Piccadilly gives place to Market Street, and then to Victoria Street, and Deansgate, which, although it forms one of the approaches to the Cathedral, is not named after any decanal dignitary but from a dene or dean—i.e. a hollow—once sloping to the confluence here of the rivers Irwell and Irk. Here, by those affronted rivers, once troutful streams but now of Stygian blackness, and running in tunnels and under innumerable bridges, is the very core of Manchester, whose long story contains little of the doings of kings and queens, or of the romantic ways of feudal lords; but is compact of a much more romantic and human interest: the story of the striving upwards of a people, through the disheartening chances of the centuries. It is not given to the casual wayfarer to perceive this romance, envisaged as it is in the grim and grimy outskirts, or in the everyday crowding and turmoiling of the central traffic; but it is there, nevertheless, and I, for one, refuse to treat of Manchester in particular, or of the road in general, in mere terms of topography; for the road, and the places to which it conducts, take in their compass the entire interests and sympathies of mankind: the blood and tears, the joys and sorrows of the ages.
II
Ancient Manchester centred about the parish church, afterwards collegiate, now the Cathedral, and about the manor-house that is now Chetham’s Hospital. It is still, although its pavements are crowded, and although it is neighboured by the great Exchange and Victoria railway stations, a place of narrow streets whose singular names would themselves be sufficient evidence of antiquity, even though every house in them were rebuilt. No modern authority would entitle a thoroughfare “Hanging Ditch” or “Smithy Door,” but such are the names here, together with Long Millgate, Hunt’s Bank, and Withy Grove. Rural names, most of them, and you would quest in vain for the olden watermill in Millgate, and withies grow no more in Withy Grove than hazels in the Hazel Grove of which you already know.

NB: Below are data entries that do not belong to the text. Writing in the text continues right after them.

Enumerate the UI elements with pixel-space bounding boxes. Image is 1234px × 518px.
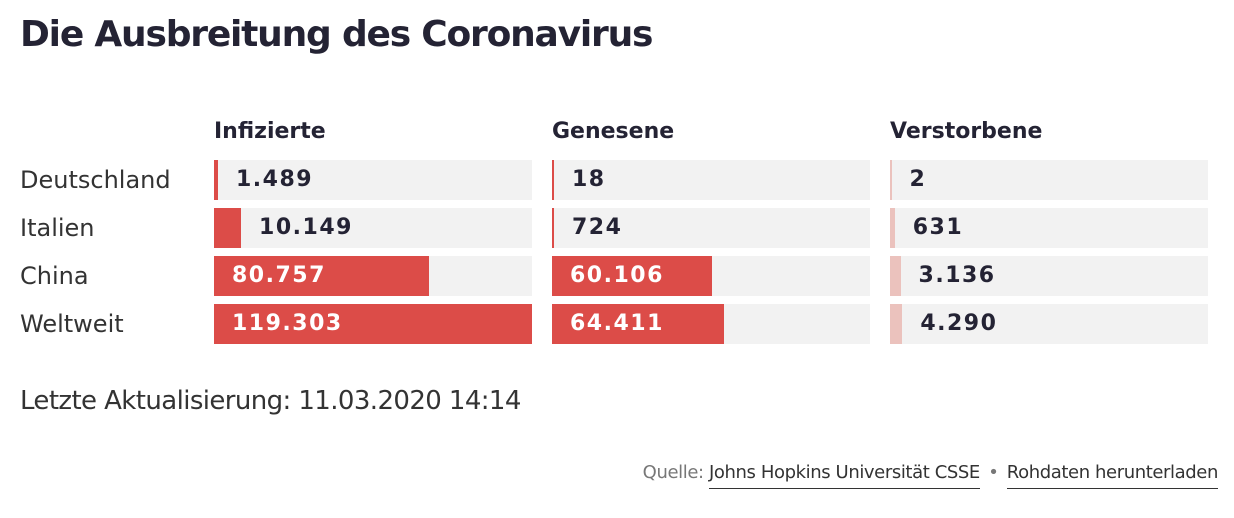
value-label: 631 — [912, 215, 964, 240]
table-cell: 2 — [890, 160, 1208, 200]
table-cell: 80.757 — [214, 256, 532, 296]
bar — [214, 304, 532, 344]
row-label-deutschland: Deutschland — [20, 166, 171, 194]
value-label: 119.303 — [232, 311, 343, 336]
table-cell: 64.411 — [552, 304, 870, 344]
bar — [890, 160, 892, 200]
source-line: Quelle: Johns Hopkins Universität CSSE •… — [642, 462, 1218, 489]
column-header-infizierte: Infizierte — [214, 119, 326, 144]
row-label-italien: Italien — [20, 214, 95, 242]
download-link[interactable]: Rohdaten herunterladen — [1006, 462, 1218, 489]
table-cell: 119.303 — [214, 304, 532, 344]
source-prefix: Quelle: — [642, 462, 704, 483]
last-updated: Letzte Aktualisierung: 11.03.2020 14:14 — [20, 386, 521, 416]
value-label: 10.149 — [259, 215, 353, 240]
value-label: 64.411 — [570, 311, 664, 336]
bar — [890, 256, 901, 296]
value-label: 3.136 — [918, 263, 996, 288]
bar — [890, 208, 895, 248]
separator-dot: • — [988, 462, 999, 483]
bar — [214, 208, 242, 248]
table-cell: 631 — [890, 208, 1208, 248]
source-link[interactable]: Johns Hopkins Universität CSSE — [709, 462, 980, 489]
column-header-genesene: Genesene — [552, 119, 675, 144]
value-label: 60.106 — [570, 263, 664, 288]
bar — [214, 256, 430, 296]
table-cell: 1.489 — [214, 160, 532, 200]
row-label-china: China — [20, 262, 89, 290]
bar — [214, 160, 218, 200]
chart-title: Die Ausbreitung des Coronavirus — [20, 14, 653, 55]
value-label: 80.757 — [232, 263, 326, 288]
value-label: 2 — [909, 167, 927, 192]
value-label: 18 — [572, 167, 606, 192]
table-cell: 18 — [552, 160, 870, 200]
bar — [552, 256, 713, 296]
table-cell: 724 — [552, 208, 870, 248]
bar — [890, 304, 903, 344]
value-label: 724 — [572, 215, 623, 240]
row-label-weltweit: Weltweit — [20, 310, 124, 338]
bar — [552, 160, 554, 200]
value-label: 4.290 — [920, 311, 998, 336]
value-label: 1.489 — [235, 167, 314, 192]
bar — [552, 208, 554, 248]
table-cell: 60.106 — [552, 256, 870, 296]
table-cell: 4.290 — [890, 304, 1208, 344]
column-header-verstorbene: Verstorbene — [890, 119, 1043, 144]
table-cell: 10.149 — [214, 208, 532, 248]
table-cell: 3.136 — [890, 256, 1208, 296]
bar — [552, 304, 724, 344]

THE BUILDING OF MANCUNIUM.
[From the fresco by Ford Madox Brown.
This spot where Cathedral and Hospital stand, and where the narrow streets with odd names plunge up and down and twist round unexpected corners, is indeed of a very high antiquity. One thousand eight hundred and thirty years ago, according to generally received opinion—that is to say, in A.D. 78—the Romans, in the reign of Agricola, came to this site, where now the tide of modern Manchester flows most strongly. They found a red, rocky bluff where is now Hunt’s Bank, overlooking the confluent rivers, and all around were forests and swamps, and doubtless the hoary ancestors of those withies after which Withy Grove was in later mediæval times named. The sole representative nowadays near Manchester of those ancient abounding swamps is Chat Moss, now a very negligible bog indeed, but even so recently as early railway days a formidable phenomenon to be reckoned with. But the rocky ledge overlooking Irk and Irwell was not unoccupied. A tribe of Britons had established themselves there; very securely, no doubt, against foes of their own calibre, but when the Romans came and found the situation desirable, their day was done.
MANCUNIUM
No account survives of the taking of that palisaded camp of the Britons. We know nothing of what happened to the aborigines, and it is so remote a speculation that I am quite sure no one in modern Manchester has ever given the matter a moment’s thought. Nor did any Roman historian narrate how many of the Empire’s tall soldiers sank under the weight of their armour and perished in the morasses at the taking of what is said to have been styled by the British Maencenion. The Romans, in their usual way, Latinised the native name for the place, and thus, from what they called Mancunium, springs, after many intermediate changes, “Manchester.”
We know nothing of all these doings, but the building of Mancunium is strikingly pictured in the first of the series of beautiful and interesting frescoes by Ford Madox Brown in the Manchester Town Hall, and with as certain and matter-of-fact a touch as though it had been drawn from personal observation. It was the Pre-Raphaelite way. In the picture you see the toiling slaves, working on the massive walls enclosing the Roman city; a helmeted centurion on the topmost windy height directing their operations. I do not know which impress me most, the cast-iron folds of his wind-blown cloak or the gigantic muscles of his bare legs, standing out like penny rolls. They were a great people, the Romans, and their muscular calf-development was apparently astounding.